My first draft of this post was started on October 26, in hopes of rushing through the next 5 entries in time for Halloween.  Obviously, I missed that deadline.  But the reason I wanted to write about “Monster Mash” on or by Halloween wasn’t just so I’d have a cute tie-in.  There’s an inherent difference in how you hear a holiday song during its corresponding holiday versus the rest of the year.  No matter how much I love A Christmas Gift for You from Phil Spector, I’m not about to listen to it in any month not called “December.”  (Well, maybe Bob B. Soxx & The Blue Jeans’ take on “The Bells of St. Mary’s” – it’s not explicitly Christmas-themed, and it is all kinds of soulful.)  Listening to Christmas music, even good Christmas music, when it’s not Christmas just feels wrong.  Maybe the excitement and festivity surrounding the holiday make the music sound better.  I can certainly tolerate some not so great songs during that time of year, either because of tradition or nostalgia.  So it felt like it would only be fair to write about “Monster Mash” in its own milieu.  To examine the song apart from Halloween – much less, during the winter holiday season, which already has more than its fair share of novelty tracks – would be judging it against a harsher standard than perhaps it deserves.  Then again, the entire M.O. behind this blog is to judge these songs outside of their historical context to determine whether (I think) they’re actually any good by modern standards.

Unfortunately, the “Monster Mash” does take a bit of a hit apart from Halloween.  It does have a few points to recommend it: a convincing pop arrangement (i.e., it actually works as a pop song, not just a parody of a pop song); Pickett’s spot-on imitations of Karloff and Lugosi; and the fact that it’s the only Halloween song to be successful in any commercial sense.  This last point is perhaps the most important.  Otherwise, how to explain the annual persistence of a Halloween record that is a) dated in its cultural references (have you ever danced the mashed potato? I haven’t, at least not intentionally) and b) not all scary? In fact, it’s anti-scary.  It turns monsters into Peppermint Loungers.  Then again, this genial, all-ages version of Halloween is exactly what has made “Monster Mash” an enduring tradition – and a song that’s difficult to hate.  We only hear it a few days out of the year, in situations where we’re probably already having fun.  Frankly, given the depths that Christmas pop regularly plumbs, we should be grateful to have our universal tune for Halloween be something that’s listenable, or at least not actively obnoxious. 5

Hit #1 on October 20, 1962; total of 2 weeks at #1
79 of 976 #1’s reviewed; 8.09% through the Hot 100

2 Comments

Filed under 05, 1962

78) The Four Seasons – “Sherry”

First, you must embrace the falsetto.  Don’t worry about how Frankie Valli’s voice could get so high.  Don’t wonder why such a sound would even be desirable.  Like the shrill keening of Chinese opera or the yodeling of the Swiss Alps, it is a vocal artifact of a foreign culture.   If you are to enjoy the music, you must accept that tastes differ across time and space.  If you are naturally inclined to appreciate these sounds, well, all the better.

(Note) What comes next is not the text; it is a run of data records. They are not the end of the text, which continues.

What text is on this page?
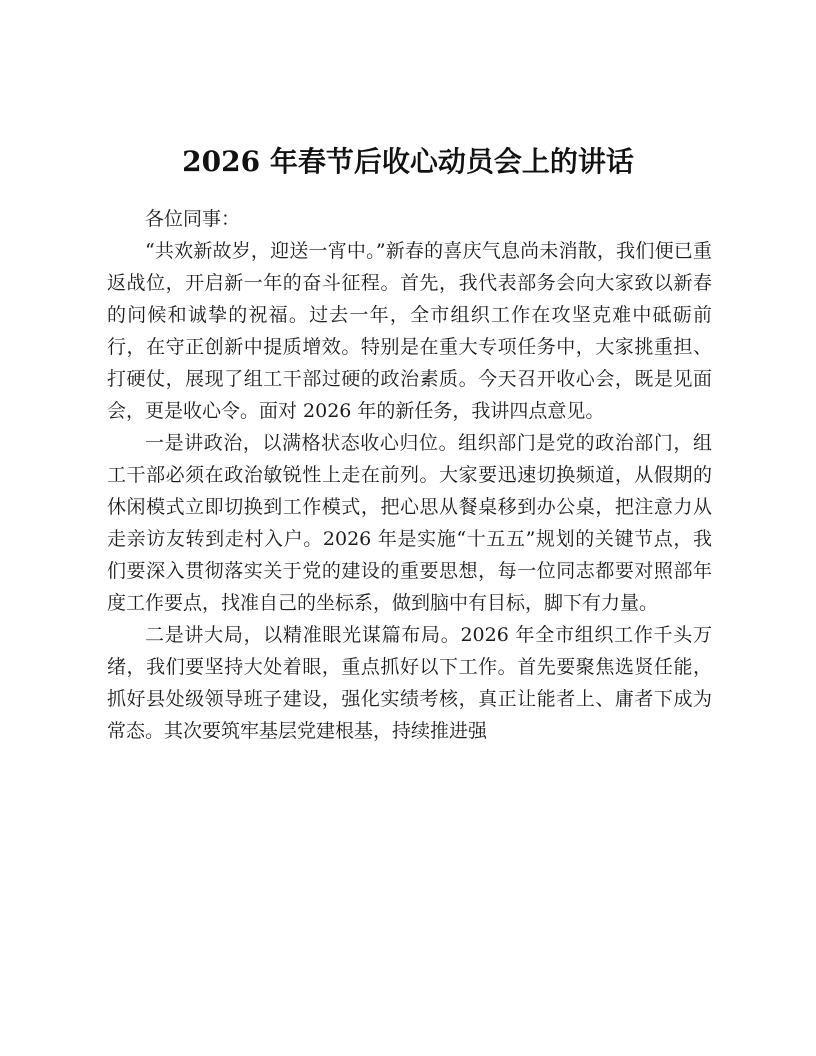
2026 年春节后收心动员会上的讲话

各位同事：

“共欢新故岁，迎送一宵中。”新春的喜庆气息尚未消散，我们便已重返战位，开启新一年的奋斗征程。首先，我代表部务会向大家致以新春的问候和诚挚的祝福。过去一年，全市组织工作在攻坚克难中砥砺前行，在守正创新中提质增效。特别是在重大专项任务中，大家挑重担、打硬仗，展现了组工干部过硬的政治素质。今天召开收心会，既是见面会，更是收心令。面对 2026 年的新任务，我讲四点意见。

一是讲政治，以满格状态收心归位。组织部门是党的政治部门，组工干部必须在政治敏锐性上走在前列。大家要迅速切换频道，从假期的休闲模式立即切换到工作模式，把心思从餐桌移到办公桌，把注意力从走亲访友转到走村入户。2026 年是实施“十五五”规划的关键节点，我们要深入贯彻落实关于党的建设的重要思想，每一位同志都要对照部年度工作要点，找准自己的坐标系，做到脑中有目标，脚下有力量。

二是讲大局，以精准眼光谋篇布局。2026 年全市组织工作千头万绪，我们要坚持大处着眼，重点抓好以下工作。首先要聚焦选贤任能，抓好县处级领导班子建设，强化实绩考核，真正让能者上、庸者下成为常态。其次要筑牢基层党建根基，持续推进强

Now that you’ve surmounted that hurdle, it’s on to the music itself.  The Four Seasons’ sound derived from doo wop but was driven by rock and roll.  Like Dion before them, The Four Seasons recognized that doo wop was becoming passé, and evolving was the way to stay relevant.  But unlike the jazzy flourishes in “Runaround Sue,” “the group’s singles of this era (including “Sherry”) appeal more directly to the teenage fan.  If one were feeling hyperbolic, it could even be said that The Four Seasons paved the way for The Beatles – rock and roll filtered through tight multi-part harmonies and polished production.  Frankie Valli & co. haven’t aged as well as the Fab Four, though.  The Beatles did have a few advantages that The Four Seasons lacked: a persistent need to experiment and evolve, a seemingly bottomless reserve of creativity, and (ca. 1967 aside) a disregard for effects that would instantly date the record.  When Paul McCartney deployed falsetto, it was more Little Richard’s flamboyant hysterics than Frankie Valli’s preternatural shriek.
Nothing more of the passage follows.